A year ago today I sat down and wrote out my feelings for the first time. As many of you know my memory is really bad...I can barely remember what happened last week, let alone a year or more ago. But, I have found that the memories of last year at this time are very sharp.
I remember sitting in my hotel room after everyone had gone to bed and feeling unable to shut my own brain down for some rest. My parents were in the room next to me. I was sitting at the computer reading newspapers, facebook posts, and trying to make some sense of it all.
Here's what I wrote:
The Things He'll Miss
So I just read Schuyler's obituary on the online version of the Kewanee paper. (www.starcourier.com). The other folks in the section were older people. That made me start thinking about the things he didn't get to in his life.
It makes me sad that Schuyler didn't get to come home, get married, and have babies.
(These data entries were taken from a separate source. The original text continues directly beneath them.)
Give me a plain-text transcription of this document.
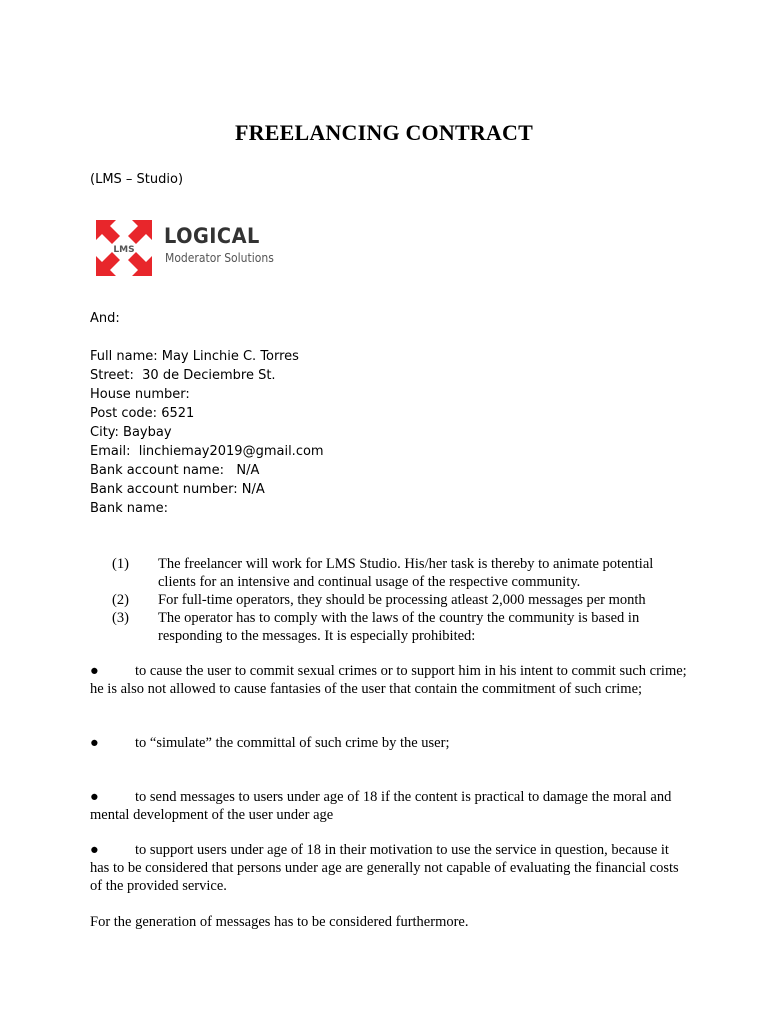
FREELANCING CONTRACT
(LMS – Studio)
LMS
LOGICAL
Moderator Solutions
And:
Full name: May Linchie C. Torres
Street:  30 de Deciembre St.
House number:
Post code: 6521
City: Baybay
Email:  linchiemay2019@gmail.com
Bank account name:   N/A
Bank account number: N/A
Bank name:
(1)	The freelancer will work for LMS Studio. His/her task is thereby to animate potential clients for an intensive and continual usage of the respective community.
(2)	For full-time operators, they should be processing atleast 2,000 messages per month
(3)	The operator has to comply with the laws of the country the community is based in responding to the messages. It is especially prohibited:
● to cause the user to commit sexual crimes or to support him in his intent to commit such crime; he is also not allowed to cause fantasies of the user that contain the commitment of such crime;
● to “simulate” the committal of such crime by the user;
● to send messages to users under age of 18 if the content is practical to damage the moral and mental development of the user under age
● to support users under age of 18 in their motivation to use the service in question, because it has to be considered that persons under age are generally not capable of evaluating the financial costs of the provided service.
For the generation of messages has to be considered furthermore.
I know he wanted to, and that makes it all the sadder. Most guys at 25 aren't ready for that, or even if they are, they're not going to talk about it. Sky talked about it. We talked on IM and he was right out there with it. I know he would've been a great Dad too. He had a good example to follow. I know my brother has made mistakes (gee...who's not in THAT line???) but he's a good Dad. He loves Amber, Sky, and Seth fiercely, and without any reservations he shows them and tells them. That in itself is more than a lot of parents can provide to their kids.
So, tonight as I go to bed, I have to admit that I'm kinda pissed. I'm pissed that Sky didn't have the time that those other folks on the obit page got. I know that life's not fair (that's a Dan Patch original speech, that we've all heard at least once), but I'm still pissed about it. He didn't get to grow old and do all of the things that he should've been able to do.
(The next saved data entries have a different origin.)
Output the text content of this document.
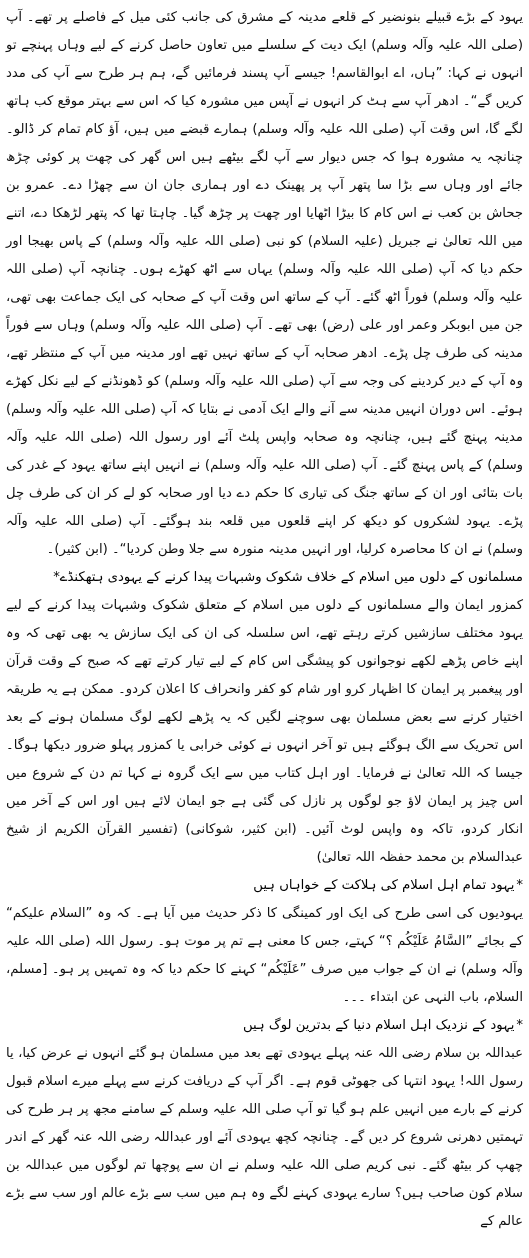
یہود کے بڑے قبیلے بنونضیر کے قلعے مدینہ کے مشرق کی جانب کئی میل کے فاصلے پر تھے۔ آپ (صلی اللہ علیہ وآلہ وسلم) ایک دیت کے سلسلے میں تعاون حاصل کرنے کے لیے وہاں پہنچے تو انہوں نے کہا: ”ہاں، اے ابوالقاسم! جیسے آپ پسند فرمائیں گے، ہم ہر طرح سے آپ کی مدد کریں گے“۔ ادھر آپ سے ہٹ کر انہوں نے آپس میں مشورہ کیا کہ اس سے بہتر موقع کب ہاتھ لگے گا، اس وقت آپ (صلی اللہ علیہ وآلہ وسلم) ہمارے قبضے میں ہیں، آؤ کام تمام کر ڈالو۔ چنانچہ یہ مشورہ ہوا کہ جس دیوار سے آپ لگے بیٹھے ہیں اس گھر کی چھت پر کوئی چڑھ جائے اور وہاں سے بڑا سا پتھر آپ پر پھینک دے اور ہماری جان ان سے چھڑا دے۔ عمرو بن جحاش بن کعب نے اس کام کا بیڑا اٹھایا اور چھت پر چڑھ گیا۔ چاہتا تھا کہ پتھر لڑھکا دے، اتنے میں اللہ تعالیٰ نے جبریل (علیہ السلام) کو نبی (صلی اللہ علیہ وآلہ وسلم) کے پاس بھیجا اور حکم دیا کہ آپ (صلی اللہ علیہ وآلہ وسلم) یہاں سے اٹھ کھڑے ہوں۔ چنانچہ آپ (صلی اللہ علیہ وآلہ وسلم) فوراً اٹھ گئے۔ آپ کے ساتھ اس وقت آپ کے صحابہ کی ایک جماعت بھی تھی، جن میں ابوبکر وعمر اور علی (رض) بھی تھے۔ آپ (صلی اللہ علیہ وآلہ وسلم) وہاں سے فوراً مدینہ کی طرف چل پڑے۔ ادھر صحابہ آپ کے ساتھ نہیں تھے اور مدینہ میں آپ کے منتظر تھے، وہ آپ کے دیر کردینے کی وجہ سے آپ (صلی اللہ علیہ وآلہ وسلم) کو ڈھونڈنے کے لیے نکل کھڑے ہوئے۔ اس دوران انہیں مدینہ سے آنے والے ایک آدمی نے بتایا کہ آپ (صلی اللہ علیہ وآلہ وسلم) مدینہ پہنچ گئے ہیں، چنانچہ وہ صحابہ واپس پلٹ آئے اور رسول اللہ (صلی اللہ علیہ وآلہ وسلم) کے پاس پہنچ گئے۔ آپ (صلی اللہ علیہ وآلہ وسلم) نے انہیں اپنے ساتھ یہود کے غدر کی بات بتائی اور ان کے ساتھ جنگ کی تیاری کا حکم دے دیا اور صحابہ کو لے کر ان کی طرف چل پڑے۔ یہود لشکروں کو دیکھ کر اپنے قلعوں میں قلعہ بند ہوگئے۔ آپ (صلی اللہ علیہ وآلہ وسلم) نے ان کا محاصرہ کرلیا، اور انہیں مدینہ منورہ سے جلا وطن کردیا“۔ (ابن کثیر)۔

مسلمانوں کے دلوں میں اسلام کے خلاف شکوک وشبہات پیدا کرنے کے یہودی ہتھکنڈے*

کمزور ایمان والے مسلمانوں کے دلوں میں اسلام کے متعلق شکوک وشبہات پیدا کرنے کے لیے یہود مختلف سازشیں کرتے رہتے تھے، اس سلسلہ کی ان کی ایک سازش یہ بھی تھی کہ وہ اپنے خاص پڑھے لکھے نوجوانوں کو پیشگی اس کام کے لیے تیار کرتے تھے کہ صبح کے وقت قرآن اور پیغمبر پر ایمان کا اظہار کرو اور شام کو کفر وانحراف کا اعلان کردو۔ ممکن ہے یہ طریقہ اختیار کرنے سے بعض مسلمان بھی سوچنے لگیں کہ یہ پڑھے لکھے لوگ مسلمان ہونے کے بعد اس تحریک سے الگ ہوگئے ہیں تو آخر انہوں نے کوئی خرابی یا کمزور پہلو ضرور دیکھا ہوگا۔ جیسا کہ اللہ تعالیٰ نے فرمایا۔ اور اہل کتاب میں سے ایک گروہ نے کہا تم دن کے شروع میں اس چیز پر ایمان لاؤ جو لوگوں پر نازل کی گئی ہے جو ایمان لائے ہیں اور اس کے آخر میں انکار کردو، تاکہ وہ واپس لوٹ آئیں۔ (ابن کثیر، شوکانی) (تفسیر القرآن الکریم از شیخ عبدالسلام بن محمد حفظہ اللہ تعالیٰ)

*یہود تمام اہل اسلام کی ہلاکت کے خواہاں ہیں

یہودیوں کی اسی طرح کی ایک اور کمینگی کا ذکر حدیث میں آیا ہے۔ کہ وہ ”السلام علیکم“ کے بجائے ”السَّامُ عَلَیْکُم ؟“ کہتے، جس کا معنی ہے تم پر موت ہو۔ رسول اللہ (صلی اللہ علیہ وآلہ وسلم) نے ان کے جواب میں صرف ”عَلَیْکُم“ کہنے کا حکم دیا کہ وہ تمہیں پر ہو۔ [مسلم، السلام، باب النہی عن ابتداء ۔۔۔

*یہود کے نزدیک اہل اسلام دنیا کے بدترین لوگ ہیں

عبداللہ بن سلام رضی اللہ عنہ پہلے یہودی تھے بعد میں مسلمان ہو گئے انہوں نے عرض کیا، یا رسول اللہ! یہود انتہا کی جھوٹی قوم ہے۔ اگر آپ کے دریافت کرنے سے پہلے میرے اسلام قبول کرنے کے بارے میں انہیں علم ہو گیا تو آپ صلی اللہ علیہ وسلم کے سامنے مجھ پر ہر طرح کی تہمتیں دھرنی شروع کر دیں گے۔ چنانچہ کچھ یہودی آئے اور عبداللہ رضی اللہ عنہ گھر کے اندر چھپ کر بیٹھ گئے۔ نبی کریم صلی اللہ علیہ وسلم نے ان سے پوچھا تم لوگوں میں عبداللہ بن سلام کون صاحب ہیں؟ سارے یہودی کہنے لگے وہ ہم میں سب سے بڑے عالم اور سب سے بڑے عالم کے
So, for you, Schuyler, I am going to try and remember this night. I'm going to try very hard to remember how sad and pissed I feel. I'm going to try and LIVE my life like there's no tomorrow. I'm going to love my husband and my kids and be THANKFUL that I got the time in life to have those experiences. I know that time is going to go by and I may have days that I forget what a gift that day is, but for you I am going to TRY to be thankful for each day that I get to have more life opportunities.
Well, a year later, I DO REMEMBER. I remember that night...I remember feeling so mad...so angry...and so confused. I remember despair...the despair I felt after each day was done and I was alone and finally being able to let those feelings out a little...that break from being one of the strong ones.
I think I'm different now...a year later. I really do think that I'm trying to live a more grateful life. Not always, but I'm trying...I'm trying to enjoy what it is that I have...these beautiful kids...this wonderful husband...the friends and family that can move mountains with their love. I'm trying to be grateful and live with purpose. I'm trying....
The writing is so helpful for me. I love getting it all out there....I NEED to get it out! A lot of people gave me positive feedback when I first started writing those notes on Facebook a year ago. That fueled me to continue to some degree, but most of all the fuel came from the satisfaction and relief I got after writing. Now the Facebook notes have expanded into a blog. Blogging gives me peace and perspective...it's also a great outlet for my ramblings!
Remember...you never know what the next 5 minutes of your life holds, let alone tomorrow, next week, or next month. Life is what happens while we're busy making other plans. Get out there, and life a grateful life, full of passion and purpose!
Thanks for teaching me that, Schuyler....I love you.